The main issue is that it looks like the site has some sort of Selenium/bot protection. It's loading a blank page after 1-2 pages that can't be refreshed, etc. If this is true, I would respect their wishes and not scrape this site. If this isn't true, I've updated your code with the feedback below.
If you are just looking for a site to practice automation, I would do some googling. Here's a couple that I've found over the years but there are many, many more...
Some feedback:
The item you are closing is not a frame, it's a popup. I updated the variable names.
I changed useless_frame to dismiss_popup and reversed the values because I think it makes the intent clearer.
Rather than reinstantiating a new WebDriverWait each time you use it, it's better to assign it to a variable and then reuse the variable, e.g.
WebDriverWait(driver, 10).until(...)
WebDriverWait(driver, 10).until(...)
becomes
wait = WebDriverWait(driver, 10)
wait.until(...)
wait.until(...)
In Selenium terms, presence means that the element is in the DOM, not that it's necessarily ready to be interacted with. If you are going to click an element, you should use EC.element_to_be_clickable(). If you are going to get text, values, etc. then the element must be visible to avoid errors so you should use EC.visibility_of_element_located().
You can't check if bvc_frame because if that element doesn't exist, your wait will throw a TimeoutException so that check can be removed.
You don't need to click on the "Operaciones" tab because your URL contains ?tab=operaciones which already navigates to the page with that tab selected so that code can be removed.
time.sleep() should be avoided. It's considered a "dumb" sleep. It always waits X seconds even if the element is available sooner. The best practice is to use WebDriverWait, which you're already using elsewhere.

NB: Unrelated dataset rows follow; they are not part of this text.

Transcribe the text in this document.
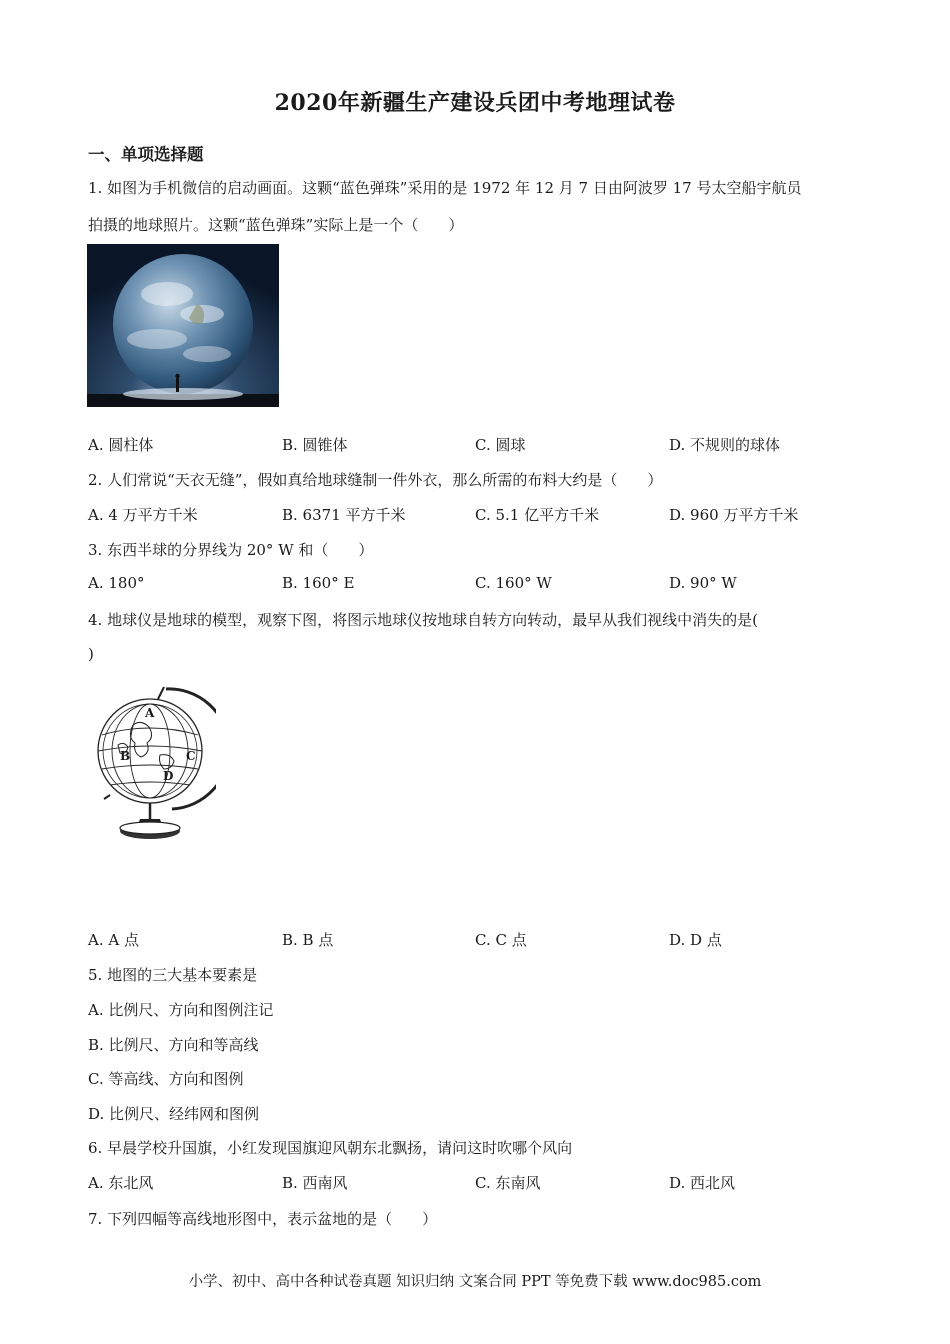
2020年新疆生产建设兵团中考地理试卷
一、单项选择题
1. 如图为手机微信的启动画面。这颗“蓝色弹珠”采用的是 1972 年 12 月 7 日由阿波罗 17 号太空船宇航员
拍摄的地球照片。这颗“蓝色弹珠”实际上是一个（　　）
A. 圆柱体	B. 圆锥体	C. 圆球	D. 不规则的球体
2. 人们常说“天衣无缝”，假如真给地球缝制一件外衣，那么所需的布料大约是（　　）
A. 4 万平方千米	B. 6371 平方千米	C. 5.1 亿平方千米	D. 960 万平方千米
3. 东西半球的分界线为 20° W 和（　　）
A. 180°	B. 160° E	C. 160° W	D. 90° W
4. 地球仪是地球的模型，观察下图，将图示地球仪按地球自转方向转动，最早从我们视线中消失的是(
)
A
B	C
D
A. A 点	B. B 点	C. C 点	D. D 点
5. 地图的三大基本要素是
A. 比例尺、方向和图例注记
B. 比例尺、方向和等高线
C. 等高线、方向和图例
D. 比例尺、经纬网和图例
6. 早晨学校升国旗，小红发现国旗迎风朝东北飘扬，请问这时吹哪个风向
A. 东北风	B. 西南风	C. 东南风	D. 西北风
7. 下列四幅等高线地形图中，表示盆地的是（　　）
小学、初中、高中各种试卷真题 知识归纳 文案合同 PPT 等免费下载 www.doc985.com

Instead of listing the entire URL, you can just provide the stock name and insert it into the URL because the rest is the same, e.g.
stocks = ['https://www.bvc.com.co/renta-variable-mercado-local/cibest?tab=operaciones', '...']
becomes
stocks = ['cibest', 'pfcibest', '...']
...
for stock in stocks:
driver.get(f'https://www.bvc.com.co/renta-variable-mercado-local/{stock}?tab=operaciones')

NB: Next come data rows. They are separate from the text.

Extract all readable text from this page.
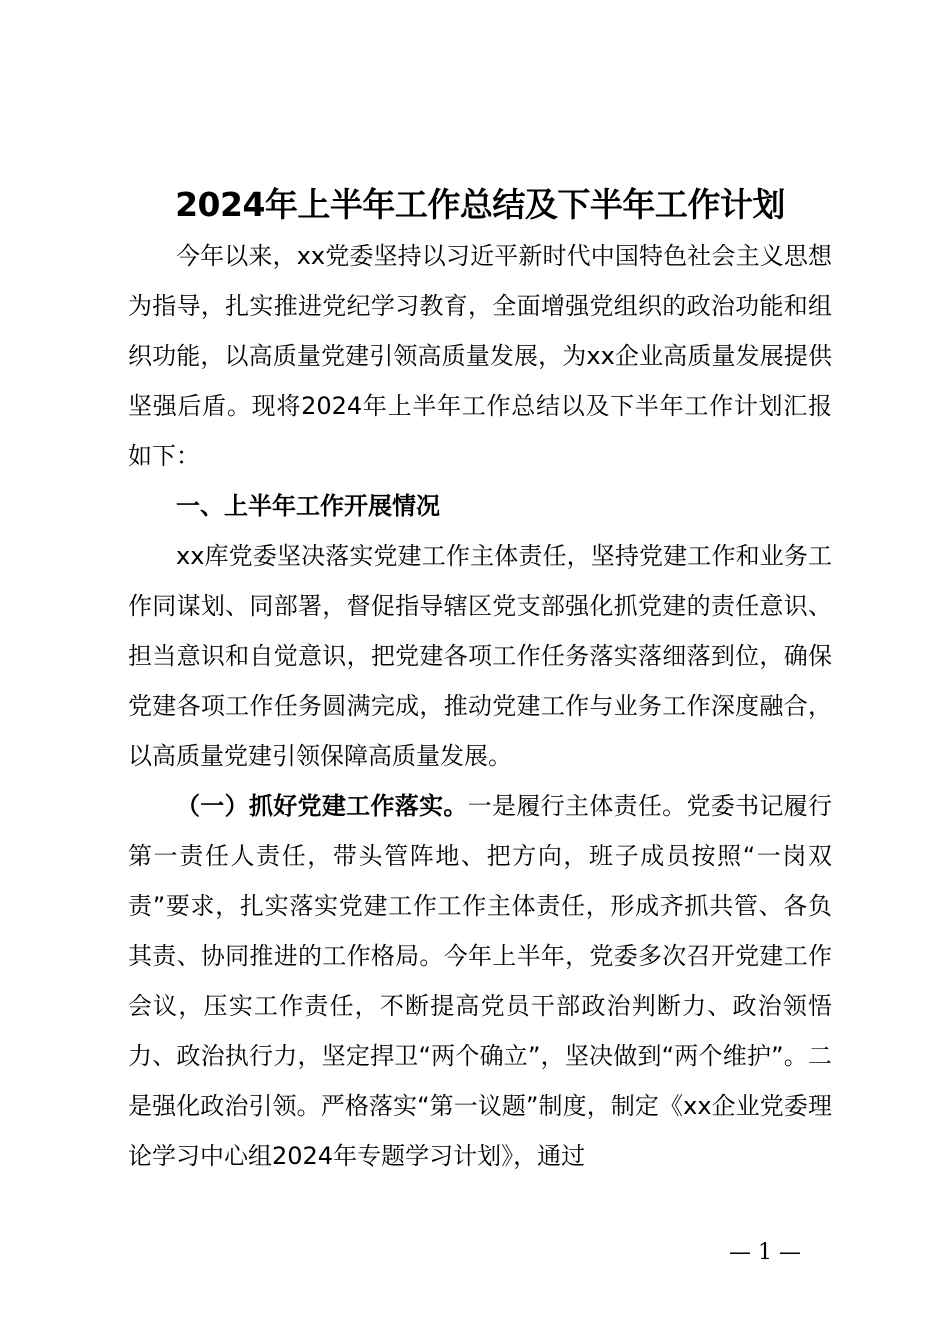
2024年上半年工作总结及下半年工作计划

今年以来，xx党委坚持以习近平新时代中国特色社会主义思想为指导，扎实推进党纪学习教育，全面增强党组织的政治功能和组织功能，以高质量党建引领高质量发展，为xx企业高质量发展提供坚强后盾。现将2024年上半年工作总结以及下半年工作计划汇报如下：

一、上半年工作开展情况

xx库党委坚决落实党建工作主体责任，坚持党建工作和业务工作同谋划、同部署，督促指导辖区党支部强化抓党建的责任意识、担当意识和自觉意识，把党建各项工作任务落实落细落到位，确保党建各项工作任务圆满完成，推动党建工作与业务工作深度融合，以高质量党建引领保障高质量发展。

（一）抓好党建工作落实。一是履行主体责任。党委书记履行第一责任人责任，带头管阵地、把方向，班子成员按照“一岗双责”要求，扎实落实党建工作工作主体责任，形成齐抓共管、各负其责、协同推进的工作格局。今年上半年，党委多次召开党建工作会议，压实工作责任，不断提高党员干部政治判断力、政治领悟力、政治执行力，坚定捍卫“两个确立”，坚决做到“两个维护”。二是强化政治引领。严格落实“第一议题”制度，制定《xx企业党委理论学习中心组2024年专题学习计划》，通过

— 1 —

If you are going to be scraping more than just a few of these, it would be better/much faster to run these in parallel.
Updating your code with the feedback above,
import selenium
import selenium.webdriver
from selenium.webdriver.common.by import By
from selenium.webdriver.support import expected_conditions as EC
from selenium.webdriver.support.ui import WebDriverWait
driver = selenium.webdriver.Chrome()
stocks = ['cibest',
'pfcibest',
'bogota',
'bhi',
'celsia']
wait = WebDriverWait(driver, 20) # page is slower for me than 10s
dismiss_popup = True
for stock in stocks:
print(stock)
driver.get(f'https://www.bvc.com.co/renta-variable-mercado-local/{stock}?tab=operaciones')
if dismiss_popup: # closing popup
wait.until(EC.element_to_be_clickable((By.CSS_SELECTOR, '.sc-843139d2-14.iwukQD'))).click()
dismiss_popup = False
contado_table = wait.until(EC.visibility_of_element_located((By.CSS_SELECTOR, "#accordion__panel-Contado table")))
rows = contado_table.find_elements(By.CSS_SELECTOR, "tr")
for row in rows:
# do something with each table row
print(row.text)
If you want to go really fast, you can separate each stock into a different run with it's own browser and run them in parallel. You convert this script into a data driven test and feed the stocks into the test, e.g.
import pytest
from selenium import webdriver
from selenium.webdriver.common.by import By
from selenium.webdriver.support import expected_conditions as EC
from selenium.webdriver.support.wait import WebDriverWait
@pytest.mark.parametrize("stock",
['cibest',
'pfcibest',
'bogota',
'bhi',
'celsia'])
def test(stock):
driver = webdriver.Chrome()
driver.maximize_window()
wait = WebDriverWait(driver, 20) # page is slower for me than 10s
print(stock)
driver.get(f'https://www.bvc.com.co/renta-variable-mercado-local/{stock}?tab=operaciones')
# closing popup
wait.until(EC.element_to_be_clickable((By.CSS_SELECTOR, '.sc-843139d2-14.iwukQD'))).click()
contado_table = wait.until(EC.visibility_of_element_located((By.CSS_SELECTOR, "#accordion__panel-Contado table")))
rows = contado_table.find_elements(By.CSS_SELECTOR, "tr")
for row in rows:
# do something with each table row
print(row.text)
You'll need to look up a tutorial on how to configure/install pytest and run tests in parallel, etc. but that will be your fastest option.
WebDriverWait(driver, wait).until(EC.presence_of_element_located((fool, bar)))will fail due to the blank page. Therefore, it will be impossible to do (scrap) anything until the page displays normally again. But what I want is to extract the data visible in the table (target).